Young pioneers were particularly prominent in this immigration wave between 1919 and 1921; afterwards they became a smaller proportion of the immigrants. The importance of those pioneers was just as great as that of the pioneers of the second immigration wave. Their ideology contributed a great deal to the construction of the country, and so they imprinted their mark on Zionism and also on the development of the Jewish settlements in the country of Israel.
- The Balfour Declaration of 1917, which stated Britain's support for use of the Palestine mandate as a "national home for the Jewish people", inspired hope and opened the way to officially sanctioned colonization in Palestine.
- The social concussions in Europe - after World War I a national awakening began amongst the eastern European nations following the birth of nine new countries.
- The Russian Revolution and Civil War led to a wave of pogroms. An estimated 100,000 Jews were killed and 500,000 left homeless. However, the Bolshevik government did abolish the Pale of Settlement.
- In the new countries which were formed after World War I there was the "problem of the minorities". Battles erupted between small ethnic groups which had cliquish aspirations, with riots in divided countries like Poland.

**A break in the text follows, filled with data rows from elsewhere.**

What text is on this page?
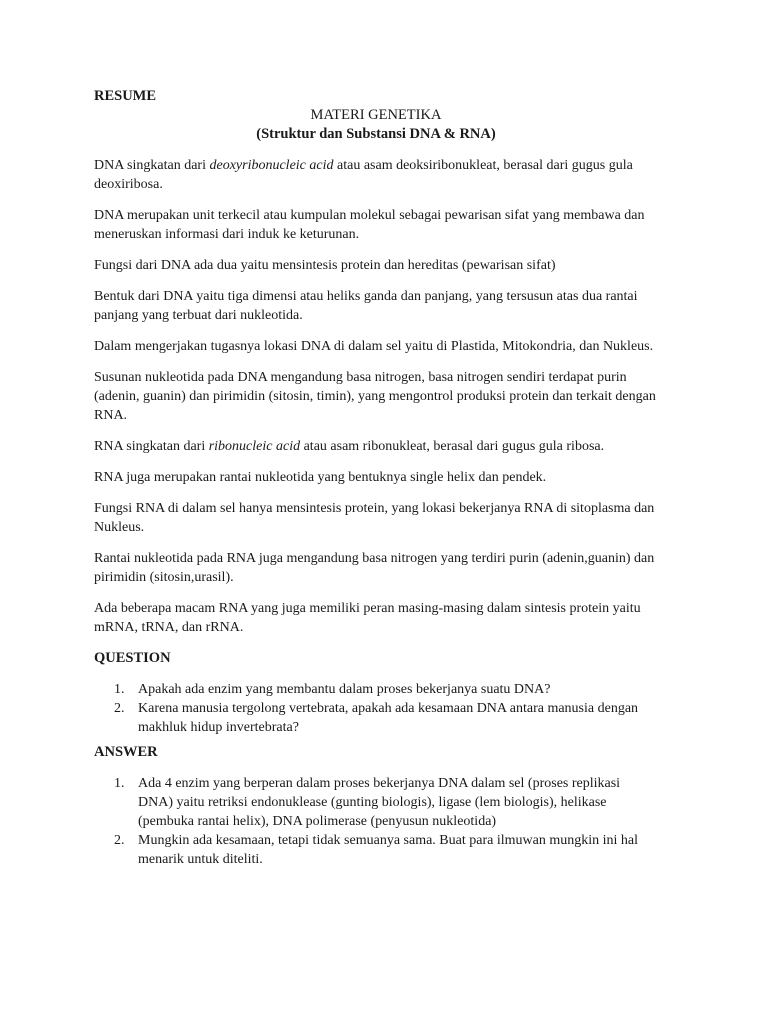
RESUME
MATERI GENETIKA
(Struktur dan Substansi DNA & RNA)

DNA singkatan dari deoxyribonucleic acid atau asam deoksiribonukleat, berasal dari gugus gula deoxiribosa.

DNA merupakan unit terkecil atau kumpulan molekul sebagai pewarisan sifat yang membawa dan meneruskan informasi dari induk ke keturunan.

Fungsi dari DNA ada dua yaitu mensintesis protein dan hereditas (pewarisan sifat)

Bentuk dari DNA yaitu tiga dimensi atau heliks ganda dan panjang, yang tersusun atas dua rantai panjang yang terbuat dari nukleotida.

Dalam mengerjakan tugasnya lokasi DNA di dalam sel yaitu di Plastida, Mitokondria, dan Nukleus.

Susunan nukleotida pada DNA mengandung basa nitrogen, basa nitrogen sendiri terdapat purin (adenin, guanin) dan pirimidin (sitosin, timin), yang mengontrol produksi protein dan terkait dengan RNA.

RNA singkatan dari ribonucleic acid atau asam ribonukleat, berasal dari gugus gula ribosa.

RNA juga merupakan rantai nukleotida yang bentuknya single helix dan pendek.

Fungsi RNA di dalam sel hanya mensintesis protein, yang lokasi bekerjanya RNA di sitoplasma dan Nukleus.

Rantai nukleotida pada RNA juga mengandung basa nitrogen yang terdiri purin (adenin,guanin) dan pirimidin (sitosin,urasil).

Ada beberapa macam RNA yang juga memiliki peran masing-masing dalam sintesis protein yaitu mRNA, tRNA, dan rRNA.

QUESTION
1. Apakah ada enzim yang membantu dalam proses bekerjanya suatu DNA?
2. Karena manusia tergolong vertebrata, apakah ada kesamaan DNA antara manusia dengan makhluk hidup invertebrata?
ANSWER
1. Ada 4 enzim yang berperan dalam proses bekerjanya DNA dalam sel (proses replikasi DNA) yaitu retriksi endonuklease (gunting biologis), ligase (lem biologis), helikase (pembuka rantai helix), DNA polimerase (penyusun nukleotida)
2. Mungkin ada kesamaan, tetapi tidak semuanya sama. Buat para ilmuwan mungkin ini hal menarik untuk diteliti.
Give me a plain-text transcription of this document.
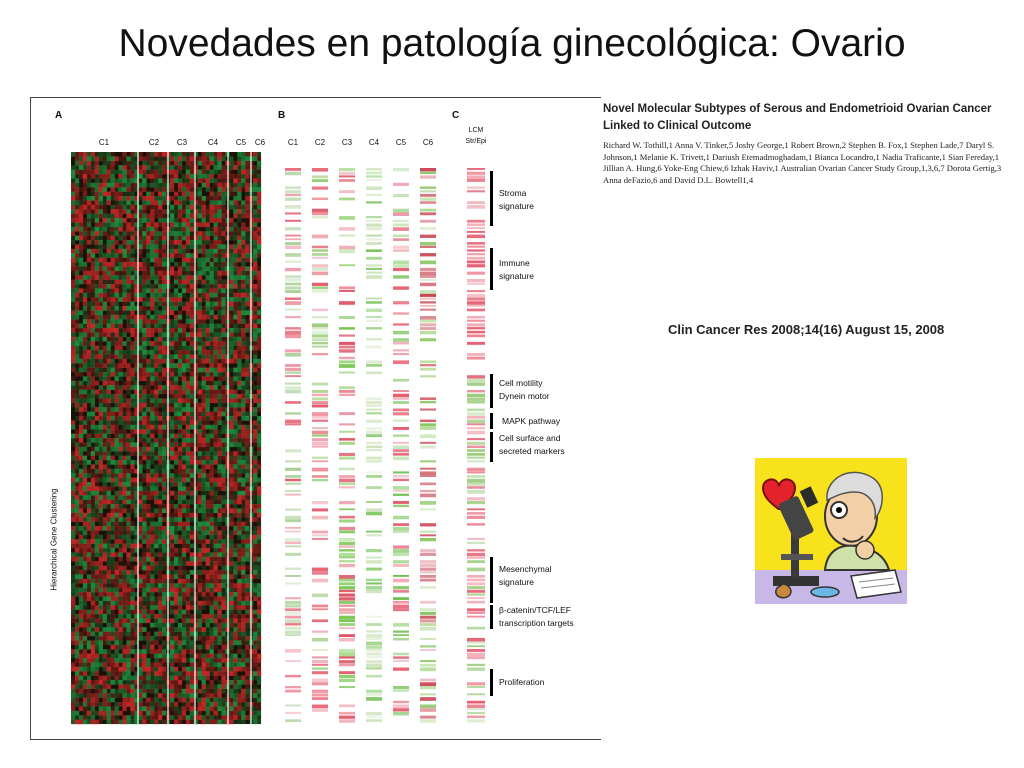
Novedades en patología ginecológica: Ovario
A	B	C
C1	C2 C3	C4 C5 C6	C1 C2 C3 C4 C5 C6
LCM
Str/Epi
Hierarchical Gene Clustering
Stroma
signature
Immune
signature
Cell motility
Dynein motor
MAPK pathway
Cell surface and
secreted markers
Mesenchymal
signature
β-catenin/TCF/LEF
transcription targets
Proliferation
Novel Molecular Subtypes of Serous and Endometrioid Ovarian Cancer Linked to Clinical Outcome
Richard W. Tothill,1 Anna V. Tinker,5 Joshy George,1 Robert Brown,2 Stephen B. Fox,1 Stephen Lade,7 Daryl S. Johnson,1 Melanie K. Trivett,1 Dariush Etemadmoghadam,1 Bianca Locandro,1 Nadia Traficante,1 Sian Fereday,1 Jillian A. Hung,6 Yoke-Eng Chiew,6 Izhak Haviv,1 Australian Ovarian Cancer Study Group,1,3,6,7 Dorota Gertig,3 Anna deFazio,6 and David D.L. Bowtell1,4
Clin Cancer Res 2008;14(16) August 15, 2008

- The economic crisis in Europe provided an additional motivating factor for Jews leaving with the hope of starting a new life in Israel.
- The enactment of severe limitations on immigration to the United States.
- The relative success of the absorption of the second immigration wave to Israel and the socialist ideologies of the wave.
In conclusion, the immigrants did have high hopes for the new future in the Holy Land, but even more than that, they were pushed to immigrate due to the developments in Europe and the growth of the nationalism aspirations of various minority groups.
The official Zionist institutions were opposed to the third immigration wave - they feared that the country would not be able to absorb such a great number of people. They even requested that only the people who had enough economic resources come to the country. But the harsh reality changed their expectations: the bad economic situation of Jews of Eastern Europe, and also the riots, forced many to emigrate to countries which did open their gates - the United States and Western Europe - and to those who had a pioneering impulse and a Zionist recognition, Israel was suitable as their new home.